Indie games are generally smaller products, produced by small teams, with low budgets and are targeted at a fairly niche audience. These are not summer blockbusters, but rather more experimental pieces which can afford to drift slightly from the accepted expectations of what certain genres normally offer. Due to the need to get a revenue stream going as quickly as possible, alpha, beta and RC (release candidate) versions are pushed out to the public for testing very frequently, up to multiple releases per week.
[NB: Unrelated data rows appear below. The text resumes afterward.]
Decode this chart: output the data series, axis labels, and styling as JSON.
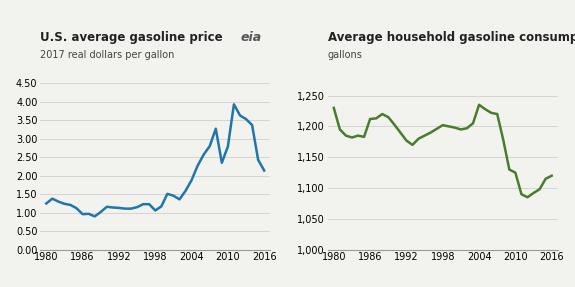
{
  "left_title": "U.S. average gasoline price",
  "left_subtitle": "2017 real dollars per gallon",
  "right_title": "Average household gasoline consumption",
  "right_subtitle": "gallons",
  "left_color": "#2076a8",
  "right_color": "#4a7c2f",
  "left_years": [
    1980,
    1981,
    1982,
    1983,
    1984,
    1985,
    1986,
    1987,
    1988,
    1989,
    1990,
    1991,
    1992,
    1993,
    1994,
    1995,
    1996,
    1997,
    1998,
    1999,
    2000,
    2001,
    2002,
    2003,
    2004,
    2005,
    2006,
    2007,
    2008,
    2009,
    2010,
    2011,
    2012,
    2013,
    2014,
    2015,
    2016
  ],
  "left_values": [
    1.25,
    1.38,
    1.3,
    1.24,
    1.21,
    1.12,
    0.96,
    0.97,
    0.9,
    1.02,
    1.16,
    1.14,
    1.13,
    1.11,
    1.11,
    1.15,
    1.23,
    1.23,
    1.06,
    1.17,
    1.51,
    1.46,
    1.36,
    1.59,
    1.88,
    2.27,
    2.57,
    2.8,
    3.27,
    2.35,
    2.79,
    3.93,
    3.63,
    3.53,
    3.37,
    2.43,
    2.14
  ],
  "right_years": [
    1980,
    1981,
    1982,
    1983,
    1984,
    1985,
    1986,
    1987,
    1988,
    1989,
    1990,
    1991,
    1992,
    1993,
    1994,
    1995,
    1996,
    1997,
    1998,
    1999,
    2000,
    2001,
    2002,
    2003,
    2004,
    2005,
    2006,
    2007,
    2008,
    2009,
    2010,
    2011,
    2012,
    2013,
    2014,
    2015,
    2016
  ],
  "right_values": [
    1230,
    1195,
    1185,
    1182,
    1185,
    1183,
    1212,
    1213,
    1220,
    1215,
    1203,
    1190,
    1177,
    1170,
    1180,
    1185,
    1190,
    1196,
    1202,
    1200,
    1198,
    1195,
    1197,
    1205,
    1235,
    1228,
    1222,
    1220,
    1178,
    1130,
    1125,
    1090,
    1085,
    1092,
    1098,
    1115,
    1120
  ],
  "left_ylim": [
    0.0,
    4.5
  ],
  "left_yticks": [
    0.0,
    0.5,
    1.0,
    1.5,
    2.0,
    2.5,
    3.0,
    3.5,
    4.0,
    4.5
  ],
  "right_ylim": [
    1000,
    1270
  ],
  "right_yticks": [
    1000,
    1050,
    1100,
    1150,
    1200,
    1250
  ],
  "xlim": [
    1979,
    2017
  ],
  "xticks": [
    1980,
    1986,
    1992,
    1998,
    2004,
    2010,
    2016
  ],
  "background_color": "#f2f2ee",
  "grid_color": "#d0d0d0",
  "line_width": 1.8,
  "title_fontsize": 8.5,
  "subtitle_fontsize": 7.0,
  "tick_fontsize": 7.0
}
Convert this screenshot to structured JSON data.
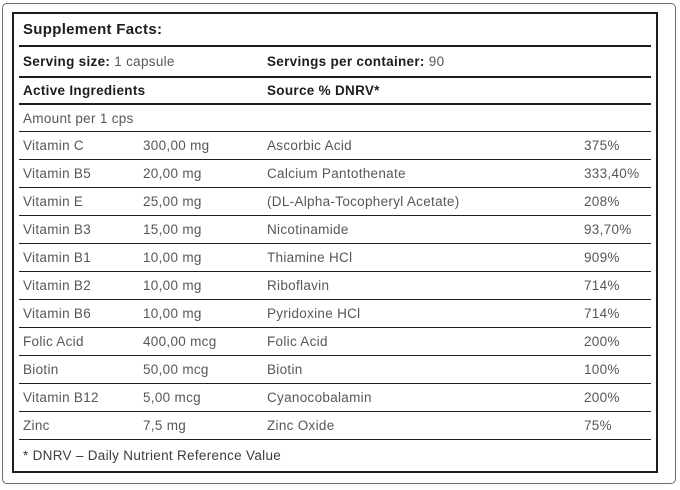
{
  "label": {
    "title": "Supplement Facts:",
    "serving": {
      "size_label": "Serving size:",
      "size_value": "1 capsule",
      "container_label": "Servings per container:",
      "container_value": "90"
    },
    "column_headers": {
      "active_ingredients": "Active Ingredients",
      "source": "Source % DNRV*"
    },
    "amount_header": "Amount per 1 cps",
    "rows": [
      {
        "name": "Vitamin C",
        "amount": "300,00 mg",
        "source": "Ascorbic Acid",
        "dnrv": "375%"
      },
      {
        "name": "Vitamin B5",
        "amount": "20,00 mg",
        "source": "Calcium Pantothenate",
        "dnrv": "333,40%"
      },
      {
        "name": "Vitamin E",
        "amount": "25,00 mg",
        "source": "(DL-Alpha-Tocopheryl Acetate)",
        "dnrv": "208%"
      },
      {
        "name": "Vitamin B3",
        "amount": "15,00 mg",
        "source": "Nicotinamide",
        "dnrv": "93,70%"
      },
      {
        "name": "Vitamin B1",
        "amount": "10,00 mg",
        "source": "Thiamine HCl",
        "dnrv": "909%"
      },
      {
        "name": "Vitamin B2",
        "amount": "10,00 mg",
        "source": "Riboflavin",
        "dnrv": "714%"
      },
      {
        "name": "Vitamin B6",
        "amount": "10,00 mg",
        "source": "Pyridoxine HCl",
        "dnrv": "714%"
      },
      {
        "name": "Folic Acid",
        "amount": "400,00 mcg",
        "source": "Folic Acid",
        "dnrv": "200%"
      },
      {
        "name": "Biotin",
        "amount": "50,00 mcg",
        "source": "Biotin",
        "dnrv": "100%"
      },
      {
        "name": "Vitamin B12",
        "amount": "5,00 mcg",
        "source": "Cyanocobalamin",
        "dnrv": "200%"
      },
      {
        "name": "Zinc",
        "amount": "7,5 mg",
        "source": "Zinc Oxide",
        "dnrv": "75%"
      }
    ],
    "footnote": "* DNRV – Daily Nutrient Reference Value"
  },
  "colors": {
    "text_dark": "#1d1d1b",
    "text_gray": "#575756",
    "rule_line": "#1d1d1b",
    "outer_frame": "#6b6b6b",
    "background": "#ffffff"
  }
}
The users expectations are managed by the developers by a continuous discourse through social media, where it is admitted openly that the product is not finished, major features are likely to be broken or missing entirely, or that each version may be incompatible with previous releases.

This is not a lazy or incomplete way of working, as both the developer and the users gain from this relationship. Developers, as long as they listen to the user feedback, essentially have a free testing panel, and new features can be added dynamically with the users requests in mind. Obviously managerial oversight and vision is required, but the overall development process is very inclusive of the users wishes. It is also a more personal approach, with users often getting to know the developers by name, and personalities can show through.
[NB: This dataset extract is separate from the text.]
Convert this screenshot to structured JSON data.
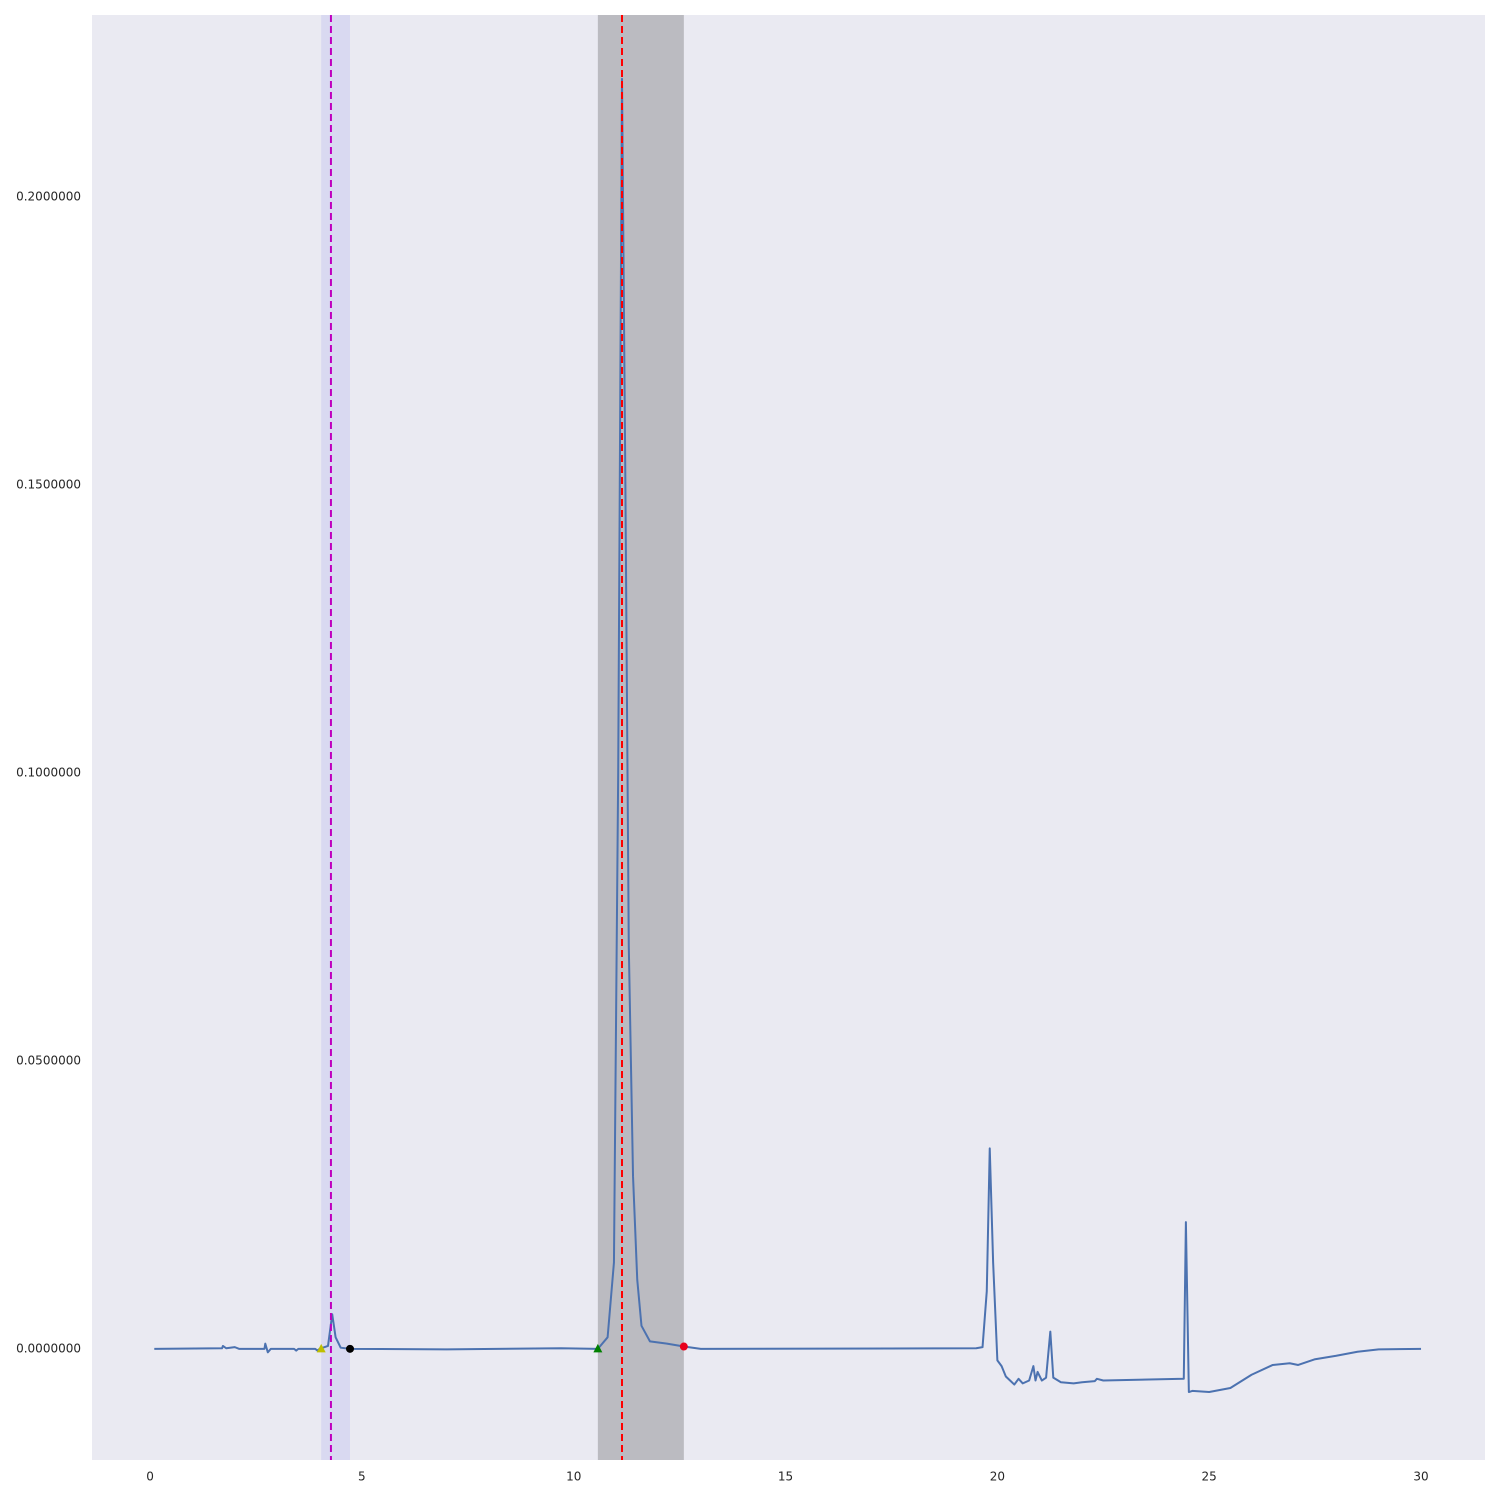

In contrast, the development and release of massive software packages such as those created by Microsoft, Apple or Google are not able to be as collaborative with the user base. It is easy to say there is zero relationship with the users until the release of the final version, though this is not entirely true.

Microsoft managed their user expectations very early on, by releasing initial press releases describing Windows 8 very early on, with screen shots, slideshows and videos of actors looking very happy to maximise application windows in new and exciting ways. A beta version of Windows 8 was released for those interested in the "Developer Preview", which was downloaded over half a million times in the first 12 hours of it's release. This was a totally different type of user interaction, essentially talking to developers of future software designed to run on Windows 8. Regular users would have little input on features within this development, their feedback would mainly be in the form of bug reports or forum posts to customer services representatives. While there is a development blog, the general vibe is still one way, information flowing from the developers outwards. As a market leader, new features are designed to show users what they can have, rather than creating what users want.

Bridging the gap between the fairly small and extremely large, Canonical develops the Ubuntu operating system in a way that utilises user input in a very collaborative way, (users code can end up in future releases) while retaining overall quality control and direction. Both forums, blogs and press releases are used, of specific interest here is the Brainstorm feature request site, where users can create and vote upon ideas within the community. This is a great way to crowd source the development process and target efforts at those most in demand.
 
To finish up, I'll mention the PR fiasco that occurred around the iPhone 4 when users complained about reception issues. It turned out that holding the phone a certain way caused a short circuit across the metal band around the phone which acts as the aerial. User feedback was met with a very strange reply which confused and angered users, eventually ending in a class-action lawsuit and a free phone cover for all iPhone owners. The message here is not that lawsuits are a convenient way to improve product design, but rather that interaction with users should always be collaborative and productive to both sides.

So the message here, which I've taken a long route to get to, is that communication with users improves products and user experience, as well as providing valuable insight into the needs of the user when planning future features and improvements. For smaller audiences, social media and a more personal interaction can be invaluable in building a user-base that can actually make the developers life easier, rather than more stressful.